Despite the concordance of both behavioral and subjective data in suggesting that the appetitive component is the main source of learning in the group without an explicit strategy, stronger evidence would be needed to reach a firm conclusion on the nature of the motivational drives (appetitive/aversive) for learning in the two groups. On the one hand, it is questionable that one action option could have been interpreted as absolutely “safe” or “dangerous”, as throughout the task, similarly to two-way shuttling box tasks e.g.,^12,69, both responses are associated to negative/positive consequences, thanks to probability reversals. On the other hand, differently from two-way shuttling box tasks, within each block there is indeed the possibility for the subject to learn which is the “safe” and the “dangerous” option, opening for the contribution of both appetitive and aversive motivation to learning, which might shift as a function of the development of an explicit avoidance strategy. Still, at least another mechanism could explain learning. The response that leads to threat approach may be perceived as being “punished” by the sudden appearance of the angry individual, thus reducing its frequency at the advantage of the complementary response e.g.,⁷⁰. Thus, we cannot completely exclude that neither positive nor negative reinforcement learning are at place, and that instead a different instrumental mechanism, i.e., social punishment, is involved.
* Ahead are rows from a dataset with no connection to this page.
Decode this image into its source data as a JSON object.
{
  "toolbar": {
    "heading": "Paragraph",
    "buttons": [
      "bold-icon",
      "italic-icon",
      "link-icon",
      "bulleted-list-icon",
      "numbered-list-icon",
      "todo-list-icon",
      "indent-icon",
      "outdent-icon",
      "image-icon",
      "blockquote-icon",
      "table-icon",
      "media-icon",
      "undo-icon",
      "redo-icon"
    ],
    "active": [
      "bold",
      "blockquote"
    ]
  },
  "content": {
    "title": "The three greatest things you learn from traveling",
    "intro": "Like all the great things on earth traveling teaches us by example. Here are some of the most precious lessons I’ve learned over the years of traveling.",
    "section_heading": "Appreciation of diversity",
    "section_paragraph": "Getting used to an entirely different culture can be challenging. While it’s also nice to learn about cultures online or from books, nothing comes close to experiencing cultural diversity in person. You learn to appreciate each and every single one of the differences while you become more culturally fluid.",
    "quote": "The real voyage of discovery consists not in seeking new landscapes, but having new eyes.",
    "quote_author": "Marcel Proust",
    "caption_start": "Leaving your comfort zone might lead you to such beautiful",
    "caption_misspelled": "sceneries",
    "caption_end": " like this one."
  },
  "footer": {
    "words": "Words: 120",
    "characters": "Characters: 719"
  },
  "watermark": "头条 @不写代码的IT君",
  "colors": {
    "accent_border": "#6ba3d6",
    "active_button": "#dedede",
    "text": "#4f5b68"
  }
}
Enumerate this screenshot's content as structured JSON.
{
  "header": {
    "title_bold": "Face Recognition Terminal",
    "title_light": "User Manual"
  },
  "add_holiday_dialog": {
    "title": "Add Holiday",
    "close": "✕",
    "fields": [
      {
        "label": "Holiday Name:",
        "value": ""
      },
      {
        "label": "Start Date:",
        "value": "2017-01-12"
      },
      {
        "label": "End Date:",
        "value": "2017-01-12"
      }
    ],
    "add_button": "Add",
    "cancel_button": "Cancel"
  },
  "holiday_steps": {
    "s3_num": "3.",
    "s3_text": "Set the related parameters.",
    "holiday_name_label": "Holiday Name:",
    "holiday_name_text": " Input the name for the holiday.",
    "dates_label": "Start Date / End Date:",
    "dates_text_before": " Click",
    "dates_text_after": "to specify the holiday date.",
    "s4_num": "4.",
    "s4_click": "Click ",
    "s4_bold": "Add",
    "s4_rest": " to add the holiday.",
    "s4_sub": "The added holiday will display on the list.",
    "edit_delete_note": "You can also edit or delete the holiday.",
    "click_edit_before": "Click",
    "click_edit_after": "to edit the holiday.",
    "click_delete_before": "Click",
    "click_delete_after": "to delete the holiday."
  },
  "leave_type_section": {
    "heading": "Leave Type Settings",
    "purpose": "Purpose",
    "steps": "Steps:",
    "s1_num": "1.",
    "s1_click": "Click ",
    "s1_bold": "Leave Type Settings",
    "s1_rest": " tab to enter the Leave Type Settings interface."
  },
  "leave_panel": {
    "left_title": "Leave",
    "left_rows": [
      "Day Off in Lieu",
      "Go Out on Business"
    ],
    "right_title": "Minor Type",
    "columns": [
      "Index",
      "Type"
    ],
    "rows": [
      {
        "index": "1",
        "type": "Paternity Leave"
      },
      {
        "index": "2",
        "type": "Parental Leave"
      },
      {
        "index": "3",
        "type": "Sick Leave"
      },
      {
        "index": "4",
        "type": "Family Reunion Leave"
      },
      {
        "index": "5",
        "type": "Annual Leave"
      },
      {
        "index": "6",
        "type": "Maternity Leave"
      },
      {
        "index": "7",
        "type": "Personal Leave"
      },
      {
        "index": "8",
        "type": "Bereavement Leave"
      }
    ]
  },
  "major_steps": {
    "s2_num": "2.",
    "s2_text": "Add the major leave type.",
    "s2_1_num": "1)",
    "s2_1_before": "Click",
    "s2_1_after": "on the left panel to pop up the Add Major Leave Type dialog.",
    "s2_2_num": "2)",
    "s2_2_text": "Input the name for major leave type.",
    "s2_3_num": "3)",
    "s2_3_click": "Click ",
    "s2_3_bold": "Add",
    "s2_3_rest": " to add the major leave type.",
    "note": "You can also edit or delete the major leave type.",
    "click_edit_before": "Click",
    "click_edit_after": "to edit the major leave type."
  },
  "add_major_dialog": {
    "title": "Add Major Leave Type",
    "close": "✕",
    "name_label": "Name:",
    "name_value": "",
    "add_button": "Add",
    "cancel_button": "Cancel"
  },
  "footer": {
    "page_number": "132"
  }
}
One way in which future studies could shed some light on these different possible motivational influences on learning in the present task, would be to measure facial electromyographic activity from the zygomatic and the corrugator muscles, to have a trial-by-trial measure of the perceived valence during feedback phase⁷¹. This might provide a somehow more direct measure of feedback valuation, to complement post-hoc subjective ratings.

RL model comparisons shed light on another important source of individual difference in learning; the model incorporating a counterfactual learning module best accounted for CS-avoidance behaviors in all subjects, but more clearly for the group who developed an explicit avoidance strategy. Counterfactual learning, which refers to the ability to learn both from the outcomes of the chosen option as well as from forgone outcomes³⁹, has proven to be of importance in avoidance learning e.g.,⁴⁰, as well as in value contextualization, enabling symmetrical reward and punishment learning⁷². Counterfactual learning has been compared to model-based (as opposed to model-free) learning, due to the fact that the subject monitors all different possible action possibilities and updates option values according to their predicted outcomes⁷³. Interestingly, explicit task structural knowledge has been shown to increase participants use of model-based, rather than model-free, reinforcement learning⁷⁴. In the present task, subjects with an explicit strategy did efficiently integrate counterfactual information, thus behaving more similarly to what would be expected from an instructed group. We can speculate that, as the group with an explicit strategy rated more negatively all social threat scenarios, the overall choice context may have been evaluated as more negative for this group as compared to the other group of subjects, triggering value contextualization and symmetrical learning from both approach and avoidance feedback. It has to be noted that, compared to the simple model, the counterfactual model was slightly better at explaining the data of the group without an explicit strategy as well (small effect size), indicating that, at least for some participants, a representation of the model of the environment was present, even in absence of an explicit goal to avoid or of a reportable representation of the probabilistic structure of the task.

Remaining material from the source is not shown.